A guardare le stelle che non c'erano

1.4K 153 45
                                    

Era uscito per raggiungere Browntown Park, il giardino non distante da dove abitavano. La notte buia, immobile. Gli alberi spogli, i giochi di ombre che creavano sotto i colpi forti del vento.

Ryan che correva, disperato. Ansimava, si fermava, si guardava intorno, poi riprendeva a respirare piano.

Intorno soltanto tenebre.

Quella voce che risuonava incessante nella sua testa. Come un'ossessione infantile. Un luogo senza vie di fuga. La storia di un destino già scritto, quello dell'ennesima vittima.

<<C'è qualcuno che ti aspetta ai giardinetti, Ryan. Vai a vedere.>>

I suoi occhi si muovevano all'impazzata nel buio. Poteva sentire sulla pelle l'affanno, l'angoscia, la profonda sensazione di impotenza.

E poi quella panchina, in mezzo a due pini.

La ragazza seduta. La vedeva di spalle, da lontano. Anima solitaria in mezzo al buio. La testa era rivolta verso l'alto. E passo dopo passo, mentre si avvicinava a lei, Ryan continuava a risentire quella frase, ancora e ancora e ancora, senza tregua.

<<C'è qualcuno che ti aspetta ai giardinetti, Ryan. Vai a vedere.>>

Silenzio. La panchina sempre più vicina. La ragazza sempre più vicina. La fine sempre di tutto sempre più vicina.

<<C'è qualcuno che ti aspetta ai giardinetti, Ryan. Vai a vedere.>>

Il suo vestito bianco. Il silenzio che sapeva di vuoto infinito.

I suoi passi ora pesanti, tremanti che, istante dopo istante, lo avvicinavano sempre di più a lei.

La testa della ragazza rivolta all'indietro, lo sguardo puntato contro il cielo.

Sembrava che stesse guardando sopra di sé le stelle che non c'erano.

<<C'è qualcuno che ti aspetta ai giardinetti, Ryan. Vai a vedere.>>

Non aveva ancora guardato il suo volto, ma lo sapeva.

Lo sapeva, poteva essere soltanto ciò che credeva. Poteva essere soltanto la sua vita che, dopo quella notte, sarebbe andata in pezzi per sempre.

E adesso, alla fine, li poteva vedere.
Gli occhi della ragazza.
Gli occhi di sua figlia.

Erano proprio loro. Quelli che aveva amato dal primo secondo in cui li aveva visti. Ed erano aperti, a contemplare il cielo. Spenti, adesso.
Vuoti, immobili.

La gola tagliata. Il sangue, tutto quel sangue, che macchiava il bianco il vestito che indossava. Il trucco sul suo viso. Il rossetto. La cipria.

<<C'è qualcuno che ti aspetta ai giardinetti, Ryan. Vai a vedere.>>

Si sedeva accanto a lei, su quella panchina fredda.

Le stringeva una mano, poi vomitava. Lasciava che il dolore uscisse. Non usciva. Continuava a trafiggergli il cuore. Una lama che andava giù, nel profondo, rubando per sempre ciò che restava della sua vita. No, Ryan. Non più vita. Esistenza.

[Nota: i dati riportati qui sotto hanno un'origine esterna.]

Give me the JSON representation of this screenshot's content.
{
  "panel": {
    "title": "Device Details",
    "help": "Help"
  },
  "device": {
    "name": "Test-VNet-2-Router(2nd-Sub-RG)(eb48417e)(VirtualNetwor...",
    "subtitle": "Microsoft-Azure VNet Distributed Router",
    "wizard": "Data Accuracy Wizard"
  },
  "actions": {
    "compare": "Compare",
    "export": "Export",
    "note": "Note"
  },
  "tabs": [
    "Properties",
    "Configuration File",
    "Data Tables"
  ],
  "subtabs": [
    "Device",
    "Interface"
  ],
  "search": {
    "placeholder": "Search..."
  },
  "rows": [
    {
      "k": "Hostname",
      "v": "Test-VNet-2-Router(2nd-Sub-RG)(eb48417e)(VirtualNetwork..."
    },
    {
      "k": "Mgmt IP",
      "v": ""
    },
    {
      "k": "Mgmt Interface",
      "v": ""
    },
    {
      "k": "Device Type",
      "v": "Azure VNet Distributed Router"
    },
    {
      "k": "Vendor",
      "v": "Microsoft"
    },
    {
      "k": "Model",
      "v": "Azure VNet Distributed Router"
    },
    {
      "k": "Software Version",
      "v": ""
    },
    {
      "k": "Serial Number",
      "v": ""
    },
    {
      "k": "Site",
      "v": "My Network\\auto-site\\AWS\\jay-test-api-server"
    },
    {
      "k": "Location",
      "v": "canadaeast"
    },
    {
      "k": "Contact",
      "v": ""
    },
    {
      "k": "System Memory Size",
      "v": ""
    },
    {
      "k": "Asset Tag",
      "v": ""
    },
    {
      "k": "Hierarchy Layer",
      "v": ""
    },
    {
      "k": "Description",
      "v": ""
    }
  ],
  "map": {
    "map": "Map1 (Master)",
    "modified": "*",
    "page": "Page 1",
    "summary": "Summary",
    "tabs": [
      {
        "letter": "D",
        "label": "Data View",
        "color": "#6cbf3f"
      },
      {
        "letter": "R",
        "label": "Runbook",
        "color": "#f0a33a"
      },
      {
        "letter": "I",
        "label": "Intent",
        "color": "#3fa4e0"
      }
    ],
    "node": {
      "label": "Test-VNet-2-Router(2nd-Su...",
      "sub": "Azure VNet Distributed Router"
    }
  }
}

Si lasciava scivolare a terra, sull'erba fredda, davanti alla panchina. Il suo viso cadeva ai piedi di sua figlia, davanti alle scarpe bianche, a punta, da danza classica.
Gliele aveva messe l'assassino, perché lei non ne aveva mai avute. Lei non era una ballerina. Non lo era mai stata.

L'aveva uccisa per lui.

Perché lui era l'uomo che gli stava dando la caccia. Ed era vicino, forse.

Ryan si rialzava, tornava a fissare il volto di sua figlia Melissa, poi si sedeva di nuovo sulla panchina, il viso rigato di lacrime.

La guardava, ancora una volta.

Ancora per una volta, l'ultima nella sua vita, si perdeva nei suoi occhi.

Continuavano a fissare le stelle che non c'erano.